FIG. 2 discloses a similar system. In this system, the valve 40 is replace with a pump 18. Pump 18 can be used to pump the chemical plug liquid 15 from vessel 14 and into first reaction vessel 22.

The components of FIGS. 1 and 2 may be added onto any organic polymer synthesis system that uses multiple, flow through reaction vessels. Such a system is shown in U.S. Pat. Nos. 7,192,558 and 6,867,050, hereby incorporated by reference for all purposes herein. The systems for supplying the reagents to the reaction vessels has not been shown.

The disclosed embodiments rely on some or all of the properties of a chemical plug including melting point, boiling point, dynamic viscosity, surface tension and molecular weight. The reagent dispensing station is configured to house one liquid reservoir containing a chemical plug such that can be delivered to the idle flow through reaction vessels and one reservoir containing a washing solvent that will remove the chemical plug while not harming the target molecule.

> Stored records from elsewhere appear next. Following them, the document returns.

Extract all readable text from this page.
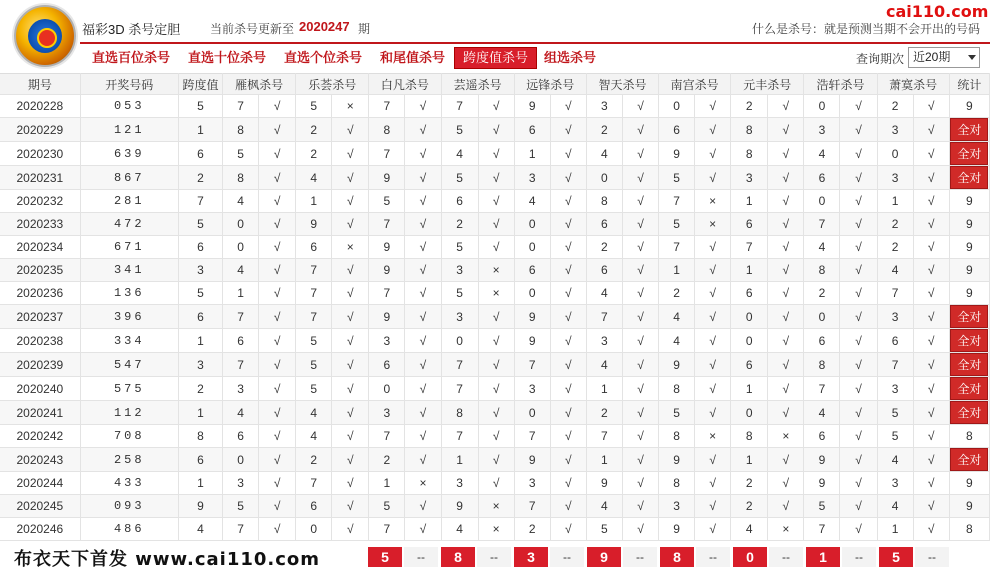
福彩3D 杀号定胆 当前杀号更新至 2020247 期
cai110.com
什么是杀号：就是预测当期不会开出的号码
直选百位杀号 直选十位杀号 直选个位杀号 和尾值杀号	跨度值杀号	组选杀号	查询期次 近20期
期号	开奖号码	跨度值	雁枫杀号		乐荟杀号		白凡杀号		芸遥杀号		远锋杀号		智天杀号		南宫杀号		元丰杀号		浩轩杀号		萧寞杀号		统计
2020228	053	5	7	√	5	×	7	√	7	√	9	√	3	√	0	√	2	√	0	√	2	√	9
2020229	121	1	8	√	2	√	8	√	5	√	6	√	2	√	6	√	8	√	3	√	3	√	全对
2020230	639	6	5	√	2	√	7	√	4	√	1	√	4	√	9	√	8	√	4	√	0	√	全对
2020231	867	2	8	√	4	√	9	√	5	√	3	√	0	√	5	√	3	√	6	√	3	√	全对
2020232	281	7	4	√	1	√	5	√	6	√	4	√	8	√	7	×	1	√	0	√	1	√	9
2020233	472	5	0	√	9	√	7	√	2	√	0	√	6	√	5	×	6	√	7	√	2	√	9
2020234	671	6	0	√	6	×	9	√	5	√	0	√	2	√	7	√	7	√	4	√	2	√	9
2020235	341	3	4	√	7	√	9	√	3	×	6	√	6	√	1	√	1	√	8	√	4	√	9
2020236	136	5	1	√	7	√	7	√	5	×	0	√	4	√	2	√	6	√	2	√	7	√	9
2020237	396	6	7	√	7	√	9	√	3	√	9	√	7	√	4	√	0	√	0	√	3	√	全对
2020238	334	1	6	√	5	√	3	√	0	√	9	√	3	√	4	√	0	√	6	√	6	√	全对
2020239	547	3	7	√	5	√	6	√	7	√	7	√	4	√	9	√	6	√	8	√	7	√	全对
2020240	575	2	3	√	5	√	0	√	7	√	3	√	1	√	8	√	1	√	7	√	3	√	全对
2020241	112	1	4	√	4	√	3	√	8	√	0	√	2	√	5	√	0	√	4	√	5	√	全对
2020242	708	8	6	√	4	√	7	√	7	√	7	√	7	√	8	×	8	×	6	√	5	√	8
2020243	258	6	0	√	2	√	2	√	1	√	9	√	1	√	9	√	1	√	9	√	4	√	全对
2020244	433	1	3	√	7	√	1	×	3	√	3	√	9	√	8	√	2	√	9	√	3	√	9
2020245	093	9	5	√	6	√	5	√	9	×	7	√	4	√	3	√	2	√	5	√	4	√	9
2020246	486	4	7	√	0	√	7	√	4	×	2	√	5	√	9	√	4	×	7	√	1	√	8
布衣天下首发 www.cai110.com	5	--	8	--	3	--	9	--	8	--	0	--	1	--	5	--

The chemical plug, as noted may be a liquid or a blend of two or more liquids having a dynamic viscosity greater than the primary wash solvent used in the synthesis (such as acetonitrile in oligonucleotide synthesis or DMF in peptide synthesis). Preferentially, such liquids are chosen from, for example, benzonitrile, DMSO, ethylene glycol, glycerol. Application of a highly viscous, high boiling point liquid such as glycerol is preferred as evaporation of the reagent in the open environment is limited and its high viscosity substantially reduces the need of refilling idle wells during the synthesis run. Alternatively the chemical plug is may be a polymeric species such as polyethylene glycol, silicone oil or dewaxed oil.

Claims

1. A method for the automated synthesis of organic polymers comprising:

a) providing a solid support contained with each of a plurality of flow through reaction vessels;

b) repeating a set of reactions in a plurality of said reaction vessels by sequentially introducing reagents into reaction vessels and removing said reaction reagents from said reaction vessel by a pressure driven migration of said reagents,

c) identifying at least one reaction vessel in which said reaction is desired to be temporarily interrupted;

d) introducing a chemical plug into said at least one reaction vessel in which said reaction is desired to be temporarily interrupted;

e) continue steps b and c in a plurality of reaction vessels which have not been plugged with the chemical plug;

f) removing the chemical plug from said at least one reaction vessel;

wherein, during steps b through e, said flow through reaction vessels are under a differential pressure, wherein said chemical plug results in an essentially uniform flow rate from reaction vessels not having said chemical plug.

2. The method of claim 1, wherein said chemical plug is a melted liquid that becomes solidified in the reaction vessel, wherein removing the chemical plug includes heating the chemical plug to liquefy the chemical plug and applying to the liquid chemical plug a pressure differential sufficient to migrate the chemical plug from the reaction vessel.

3. The method of claim 1, wherein the chemical plug is a liquid having a dynamic viscosity greater than the dynamic viscosity of a wash solvent used to remove reaction reagents.

4. The method of claim 1, wherein the chemical plug is a viscous liquid selected from the group consisting of benzonitrile, dimethyl sulfoxide, ethylene glycol and glycerol.

5. The method of claim 1, wherein the chemical plug is a polymeric liquid.

6. The method of claim 5, wherein the polymeric liquid is selected from a group consisting of polyethylene glycol, silicone oil, or a dewaxed oil.

7. The method of claim 1, wherein said organic polymers are either a polypeptide or a nucleic acid.

8. The method of claim 1, wherein said solid support is a controlled pore glass substrate.

9. The method of claim 1, in which step c includes identifying a reaction vessel in which formation of an organic polymer is complete.